The 2020 election poses a unique challenge, thanks to the pandemic. Chances are good that the voting rules in your state have shifted.
NCOA is partnering with We Can Vote to provide important safety information to older voters across the country.
The safe voting tips are also available in Spanish.
If you’re like most older Americans, you’ve been a lifelong voter. But the 2020 election poses a unique challenge, thanks to the pandemic.
Chances are good that the voting rules in your state have shifted this year. And if you’re at risk for contracting COVID-19, it’s especially important to know your options and how to vote in a healthy and safe way.
NCOA is partnering with We Can Vote to provide this important information to older adults across the country. The website HealthyVoting.org includes state-by-state guides created by public health and elections experts. The information will keep you updated through Election Day as deadlines come and go for mail, early, and Election Day voting. The site also is available in Spanish.
As you make your voting plans, here are some important things to keep in mind.
The good news is that most voters will be able to cast ballots by mail this year. From a public health perspective, voting absentee or by mail is a straightforward way to avoid contracting or spreading COVID-19. While you still might need to visit a ballot drop box or voting center to deliver your ballot, mail voting minimizes contact with other people and helps election administrators reduce crowding at voting sites.
Many voters still prefer to cast their ballots in person, rely on language assistance, or need in-person voting assistance because of a disability. Early voting and voting in-person on Election Day will remain popular options this year, but early voting is usually less crowded. As with mail voting, if more people vote early, we can help reduce crowds on Election Day, which can protect other voters and election workers.

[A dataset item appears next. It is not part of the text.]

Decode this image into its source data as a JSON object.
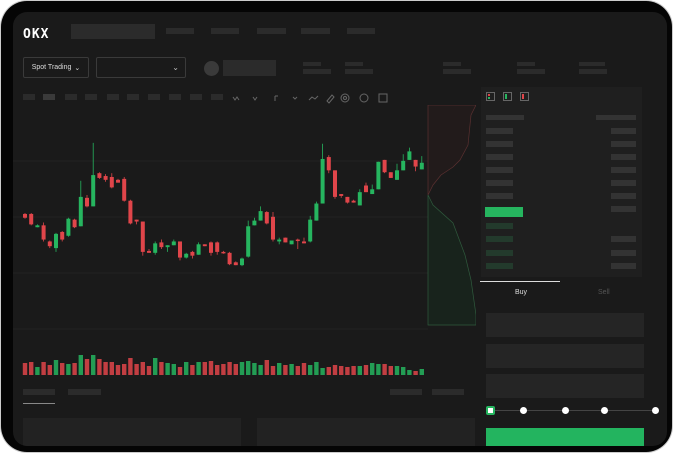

Voters should follow instructions when heading out to drop off their ballot or check in at a polling location, but they can also simply remember to follow the best practices public health officials have identified for other activities: wearing a mask, practicing physical distancing, and washing hands with soap or hand sanitizer.

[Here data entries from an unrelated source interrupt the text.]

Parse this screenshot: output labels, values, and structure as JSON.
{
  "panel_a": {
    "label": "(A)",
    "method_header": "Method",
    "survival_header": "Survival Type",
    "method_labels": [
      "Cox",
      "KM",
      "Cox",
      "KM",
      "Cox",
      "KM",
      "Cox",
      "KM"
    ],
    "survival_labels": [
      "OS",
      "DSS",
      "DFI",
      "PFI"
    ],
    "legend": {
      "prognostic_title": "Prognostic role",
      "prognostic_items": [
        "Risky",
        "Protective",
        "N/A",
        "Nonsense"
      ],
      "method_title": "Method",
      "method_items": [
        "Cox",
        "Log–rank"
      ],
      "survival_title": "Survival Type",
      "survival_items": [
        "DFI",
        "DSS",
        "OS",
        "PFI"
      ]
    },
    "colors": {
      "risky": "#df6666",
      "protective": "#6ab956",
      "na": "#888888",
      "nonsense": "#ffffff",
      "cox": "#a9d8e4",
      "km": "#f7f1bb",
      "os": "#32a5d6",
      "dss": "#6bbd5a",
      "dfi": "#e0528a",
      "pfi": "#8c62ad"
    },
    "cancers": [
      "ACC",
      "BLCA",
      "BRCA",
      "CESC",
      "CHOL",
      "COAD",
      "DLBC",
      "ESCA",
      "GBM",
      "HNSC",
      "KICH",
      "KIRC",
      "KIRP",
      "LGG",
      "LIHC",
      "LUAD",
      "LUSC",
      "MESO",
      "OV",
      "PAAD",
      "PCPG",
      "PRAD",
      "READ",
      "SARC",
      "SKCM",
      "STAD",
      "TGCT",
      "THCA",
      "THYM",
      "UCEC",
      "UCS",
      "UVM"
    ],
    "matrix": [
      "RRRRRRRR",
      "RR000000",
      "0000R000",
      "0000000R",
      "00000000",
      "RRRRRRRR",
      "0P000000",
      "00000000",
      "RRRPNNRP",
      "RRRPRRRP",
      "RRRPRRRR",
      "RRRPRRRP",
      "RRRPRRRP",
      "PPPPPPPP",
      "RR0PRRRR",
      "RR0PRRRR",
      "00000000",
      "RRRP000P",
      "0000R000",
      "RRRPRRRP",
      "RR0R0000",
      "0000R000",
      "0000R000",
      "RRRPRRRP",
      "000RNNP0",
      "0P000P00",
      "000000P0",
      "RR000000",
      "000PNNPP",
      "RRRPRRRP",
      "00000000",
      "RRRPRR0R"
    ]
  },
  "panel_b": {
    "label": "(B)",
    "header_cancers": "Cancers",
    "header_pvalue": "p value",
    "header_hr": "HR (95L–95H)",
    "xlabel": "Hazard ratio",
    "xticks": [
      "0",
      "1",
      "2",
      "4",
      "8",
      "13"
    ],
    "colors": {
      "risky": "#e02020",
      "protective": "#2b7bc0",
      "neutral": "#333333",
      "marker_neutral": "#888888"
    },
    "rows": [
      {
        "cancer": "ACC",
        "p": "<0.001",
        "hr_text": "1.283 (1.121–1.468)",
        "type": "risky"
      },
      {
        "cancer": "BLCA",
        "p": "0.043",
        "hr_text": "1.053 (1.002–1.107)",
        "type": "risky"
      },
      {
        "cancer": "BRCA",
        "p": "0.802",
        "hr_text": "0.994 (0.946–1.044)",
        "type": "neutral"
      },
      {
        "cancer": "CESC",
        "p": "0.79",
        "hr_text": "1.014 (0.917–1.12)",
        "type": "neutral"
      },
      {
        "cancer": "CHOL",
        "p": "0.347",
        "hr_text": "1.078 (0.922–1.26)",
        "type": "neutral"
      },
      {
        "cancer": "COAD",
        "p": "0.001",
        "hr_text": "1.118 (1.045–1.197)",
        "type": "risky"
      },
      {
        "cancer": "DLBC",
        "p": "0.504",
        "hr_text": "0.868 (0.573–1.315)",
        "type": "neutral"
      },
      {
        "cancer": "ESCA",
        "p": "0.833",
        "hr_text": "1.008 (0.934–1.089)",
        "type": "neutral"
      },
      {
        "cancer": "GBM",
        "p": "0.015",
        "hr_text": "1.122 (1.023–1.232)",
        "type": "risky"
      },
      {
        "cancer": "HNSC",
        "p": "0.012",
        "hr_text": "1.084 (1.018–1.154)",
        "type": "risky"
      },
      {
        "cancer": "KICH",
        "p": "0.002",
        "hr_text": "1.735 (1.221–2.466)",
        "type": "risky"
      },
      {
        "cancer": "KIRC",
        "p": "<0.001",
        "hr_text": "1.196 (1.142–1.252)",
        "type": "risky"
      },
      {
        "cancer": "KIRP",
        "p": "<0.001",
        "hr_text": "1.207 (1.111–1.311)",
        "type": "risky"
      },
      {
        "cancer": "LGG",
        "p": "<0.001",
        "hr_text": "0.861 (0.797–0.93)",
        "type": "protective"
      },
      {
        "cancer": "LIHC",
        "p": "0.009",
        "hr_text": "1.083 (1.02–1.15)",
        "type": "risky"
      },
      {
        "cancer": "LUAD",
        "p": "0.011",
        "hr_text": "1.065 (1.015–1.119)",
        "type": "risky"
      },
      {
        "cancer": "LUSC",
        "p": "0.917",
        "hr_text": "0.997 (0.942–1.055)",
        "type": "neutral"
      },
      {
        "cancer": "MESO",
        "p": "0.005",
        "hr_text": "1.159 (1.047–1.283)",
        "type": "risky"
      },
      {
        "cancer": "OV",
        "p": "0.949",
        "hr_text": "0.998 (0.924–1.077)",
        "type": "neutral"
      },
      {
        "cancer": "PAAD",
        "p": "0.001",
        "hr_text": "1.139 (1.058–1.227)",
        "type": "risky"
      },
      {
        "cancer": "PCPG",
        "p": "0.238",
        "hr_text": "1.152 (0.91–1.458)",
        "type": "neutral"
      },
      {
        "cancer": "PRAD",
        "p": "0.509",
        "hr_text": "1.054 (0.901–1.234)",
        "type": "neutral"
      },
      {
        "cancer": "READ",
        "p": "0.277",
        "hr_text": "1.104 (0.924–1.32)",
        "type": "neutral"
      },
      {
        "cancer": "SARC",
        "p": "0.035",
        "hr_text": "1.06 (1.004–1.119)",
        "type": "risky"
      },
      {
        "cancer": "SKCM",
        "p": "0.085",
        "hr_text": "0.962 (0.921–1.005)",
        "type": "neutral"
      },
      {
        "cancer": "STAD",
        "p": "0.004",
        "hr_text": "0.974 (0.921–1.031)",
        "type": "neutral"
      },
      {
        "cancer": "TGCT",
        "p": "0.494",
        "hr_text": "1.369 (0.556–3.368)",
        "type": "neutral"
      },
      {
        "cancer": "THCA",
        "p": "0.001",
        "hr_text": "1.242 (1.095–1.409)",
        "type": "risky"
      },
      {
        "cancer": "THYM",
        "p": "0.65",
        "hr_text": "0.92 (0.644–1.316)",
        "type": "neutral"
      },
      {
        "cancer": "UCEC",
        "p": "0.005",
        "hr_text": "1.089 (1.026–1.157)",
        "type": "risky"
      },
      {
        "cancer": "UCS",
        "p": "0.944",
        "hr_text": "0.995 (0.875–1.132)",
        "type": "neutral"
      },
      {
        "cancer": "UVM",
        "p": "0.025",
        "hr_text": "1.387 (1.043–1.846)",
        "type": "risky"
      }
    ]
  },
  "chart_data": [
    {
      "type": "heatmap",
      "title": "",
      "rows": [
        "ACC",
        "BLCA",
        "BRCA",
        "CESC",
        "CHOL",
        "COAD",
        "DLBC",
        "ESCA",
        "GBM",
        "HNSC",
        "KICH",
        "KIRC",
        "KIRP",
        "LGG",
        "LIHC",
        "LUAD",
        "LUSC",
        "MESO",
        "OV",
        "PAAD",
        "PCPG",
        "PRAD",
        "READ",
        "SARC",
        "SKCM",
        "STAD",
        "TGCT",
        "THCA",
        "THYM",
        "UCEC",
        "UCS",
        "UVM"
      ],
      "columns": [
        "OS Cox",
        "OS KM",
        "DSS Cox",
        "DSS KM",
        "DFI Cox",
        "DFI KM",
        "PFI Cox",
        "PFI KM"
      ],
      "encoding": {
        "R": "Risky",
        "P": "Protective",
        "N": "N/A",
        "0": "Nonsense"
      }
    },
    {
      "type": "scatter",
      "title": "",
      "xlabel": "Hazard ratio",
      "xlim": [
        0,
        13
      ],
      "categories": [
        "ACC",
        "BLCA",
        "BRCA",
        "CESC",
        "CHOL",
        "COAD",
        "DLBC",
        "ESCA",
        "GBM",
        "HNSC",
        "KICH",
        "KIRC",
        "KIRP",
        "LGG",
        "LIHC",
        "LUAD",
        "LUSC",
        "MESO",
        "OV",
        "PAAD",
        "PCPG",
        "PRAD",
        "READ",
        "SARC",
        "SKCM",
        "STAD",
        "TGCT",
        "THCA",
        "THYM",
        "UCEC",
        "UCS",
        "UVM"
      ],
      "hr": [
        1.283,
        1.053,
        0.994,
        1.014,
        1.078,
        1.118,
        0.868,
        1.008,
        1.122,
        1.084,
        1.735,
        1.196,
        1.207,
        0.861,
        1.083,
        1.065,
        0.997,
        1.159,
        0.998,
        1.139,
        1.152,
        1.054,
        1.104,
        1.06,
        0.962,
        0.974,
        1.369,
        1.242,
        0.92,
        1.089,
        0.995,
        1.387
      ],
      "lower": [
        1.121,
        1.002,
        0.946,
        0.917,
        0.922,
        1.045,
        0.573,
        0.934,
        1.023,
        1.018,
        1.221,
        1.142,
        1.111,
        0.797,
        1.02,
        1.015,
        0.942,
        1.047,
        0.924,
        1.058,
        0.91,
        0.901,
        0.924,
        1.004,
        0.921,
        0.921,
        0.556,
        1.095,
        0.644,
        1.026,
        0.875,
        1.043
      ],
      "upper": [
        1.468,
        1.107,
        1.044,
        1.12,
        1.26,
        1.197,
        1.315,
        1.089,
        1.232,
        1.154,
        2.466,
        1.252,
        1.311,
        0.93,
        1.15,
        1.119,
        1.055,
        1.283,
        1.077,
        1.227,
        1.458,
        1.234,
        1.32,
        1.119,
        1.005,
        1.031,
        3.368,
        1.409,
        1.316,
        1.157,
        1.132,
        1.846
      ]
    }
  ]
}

Public health experts are also advising voters who are sick or worried they might have been exposed to COVID-19 to contact their local elections office. They may have options like casting an emergency absentee ballot or meeting an election worker outside a polling location to do curbside voting from their car.
America has held elections in the middle of the Civil War, both World Wars, and the flu pandemic of 1918. Doing our civic duty this year doesn’t just mean voting; it means protecting our health and the health of our neighbors.